Thursday, 8 December 2011
Great political writers of our time: George Orwell
“Writing a book is a horrible, exhausting struggle, like a long bout of some painful illness. One would never undertake such a thing if one were not driven on by some demon whom one can neither resist nor understand.” - George Orwell
Born 1902 as Eric Blair, Orwell at the age of 30 disappointed his well-to-do parents by abandoning a well-paid career in the Imperial Police in Burma for the unstable life of a writer. His years in the Imperial Police, along with years spent in poverty in Paris and London, contributed to his strongly-held political convictions: “[They] increased my natural hatred of authority and made me for the first time fully aware of the existence of the working classes,” he was later to write. He became a committed democratic socialist.
Like many writers, he struggled in the actual act of writing, finding it uncomfortable and difficult. Yet he felt driven to continue his work, and was determined to develop political writing into an art. Pushed by his ideologies rather than a desire to create artistic works, political allegory and injustices created by existing systems were always a feature in his novels.
1984 was Orwell’s last book. He had seen much suffering in his life, living through both world wars and fighting in the Spanish civil war, and was opposed to any form of totalitarianism, whether it came from the Left or the Right. Though many read it as a warning of a possible future, Orwell maintained that he always intended it as a warning about the mechanisms used by the state to exert control over individuals.
In the novel, the state controls everything. Citizens are allocated their work, where they live; the state even controls the language they use - and they are manipulated into respecting and admiring their government, which has as its figurehead the shadowy Big Brother. Conflict in the novel comes from the desires of individuals against the state, and in particular in the love story between Winston and his girlfriend Julia. When they are together, the freedom of the human spirit prevails. This - love - is the one thing that Big Brother can’t control.

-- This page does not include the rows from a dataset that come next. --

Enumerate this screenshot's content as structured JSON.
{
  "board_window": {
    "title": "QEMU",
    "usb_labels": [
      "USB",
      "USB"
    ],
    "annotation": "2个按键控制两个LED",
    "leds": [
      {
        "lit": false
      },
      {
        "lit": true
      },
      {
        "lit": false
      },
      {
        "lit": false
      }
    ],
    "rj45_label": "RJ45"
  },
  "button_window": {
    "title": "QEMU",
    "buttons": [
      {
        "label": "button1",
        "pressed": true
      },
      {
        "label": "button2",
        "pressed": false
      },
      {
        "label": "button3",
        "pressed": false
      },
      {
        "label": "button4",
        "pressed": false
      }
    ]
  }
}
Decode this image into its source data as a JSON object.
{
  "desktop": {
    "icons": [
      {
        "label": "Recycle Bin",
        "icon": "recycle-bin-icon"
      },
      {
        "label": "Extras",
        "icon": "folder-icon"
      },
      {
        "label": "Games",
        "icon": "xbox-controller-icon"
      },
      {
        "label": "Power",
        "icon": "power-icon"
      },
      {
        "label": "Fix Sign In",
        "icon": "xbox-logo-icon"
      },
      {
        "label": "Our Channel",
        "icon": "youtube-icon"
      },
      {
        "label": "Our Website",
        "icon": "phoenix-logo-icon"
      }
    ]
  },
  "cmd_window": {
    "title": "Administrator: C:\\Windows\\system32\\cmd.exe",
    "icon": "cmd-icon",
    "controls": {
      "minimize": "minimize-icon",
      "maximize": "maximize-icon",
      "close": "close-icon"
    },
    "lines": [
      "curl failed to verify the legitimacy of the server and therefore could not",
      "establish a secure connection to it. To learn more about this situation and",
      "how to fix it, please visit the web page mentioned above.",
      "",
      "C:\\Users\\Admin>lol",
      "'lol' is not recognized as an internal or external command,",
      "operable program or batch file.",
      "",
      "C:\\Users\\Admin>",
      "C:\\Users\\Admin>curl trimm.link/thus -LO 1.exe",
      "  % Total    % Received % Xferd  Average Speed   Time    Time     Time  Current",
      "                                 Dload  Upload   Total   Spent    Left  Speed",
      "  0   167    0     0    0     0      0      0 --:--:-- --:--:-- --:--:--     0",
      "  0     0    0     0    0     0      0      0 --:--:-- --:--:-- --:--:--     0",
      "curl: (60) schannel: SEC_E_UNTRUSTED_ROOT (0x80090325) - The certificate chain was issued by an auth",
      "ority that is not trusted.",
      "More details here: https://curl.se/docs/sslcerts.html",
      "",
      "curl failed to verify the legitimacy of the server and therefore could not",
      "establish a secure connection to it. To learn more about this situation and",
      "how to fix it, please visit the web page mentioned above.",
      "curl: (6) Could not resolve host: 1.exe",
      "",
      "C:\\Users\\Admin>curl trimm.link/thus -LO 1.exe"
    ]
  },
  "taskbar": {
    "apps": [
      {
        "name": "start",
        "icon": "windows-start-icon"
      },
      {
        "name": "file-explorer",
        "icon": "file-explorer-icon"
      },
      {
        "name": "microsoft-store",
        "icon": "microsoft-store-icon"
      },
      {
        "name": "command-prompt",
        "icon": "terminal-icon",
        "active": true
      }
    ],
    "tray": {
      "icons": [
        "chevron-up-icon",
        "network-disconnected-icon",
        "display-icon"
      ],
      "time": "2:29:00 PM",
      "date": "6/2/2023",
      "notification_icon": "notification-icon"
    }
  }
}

When their affair is discovered by the authorities, the two are separated and tortured into betraying one another. Their love has to be beaten out of them; it cannot be tolerated that they should have greater loyalty to someone other than Big Brother. “Never again will you be capable of love, or friendship, or joy of living, or laughter, or curiosity, or courage, or integrity…” Winston is told by a state enforcer, towards the end of the book. […] “… there will be no loyalty, except loyalty towards the party. There will be no love, except the love of Big Brother.”
He is told: “Always, at every moment, there will be the thrill of victory, the sensation of trampling on an enemy who is helpless. If you want a picture of the future, imagine a boot stamping on a human face - forever.”
The novel is one of the greatest of the 20th Century. It came out to almost universally positive reviews and is still much loved today. At the time of its publication, the Book of the Month club in America wanted Orwell to cut out large sections of the book, including its Newspeak appendix and the long section on Emmanuel Goldstein’s “The Theory and Practise of Oligarchical Collectivism”. Orwell refused. The publisher speculated that, by declining to make the cuts, he stood to lose a minimum of $40,000. But Orwell valued the political aspect of the work too highly to do any different; and the Book of the Month club decided to take on 1984 anyway. Orwell: “So that shows that virtue is its own reward, or that honesty is the best policy, I forget which.”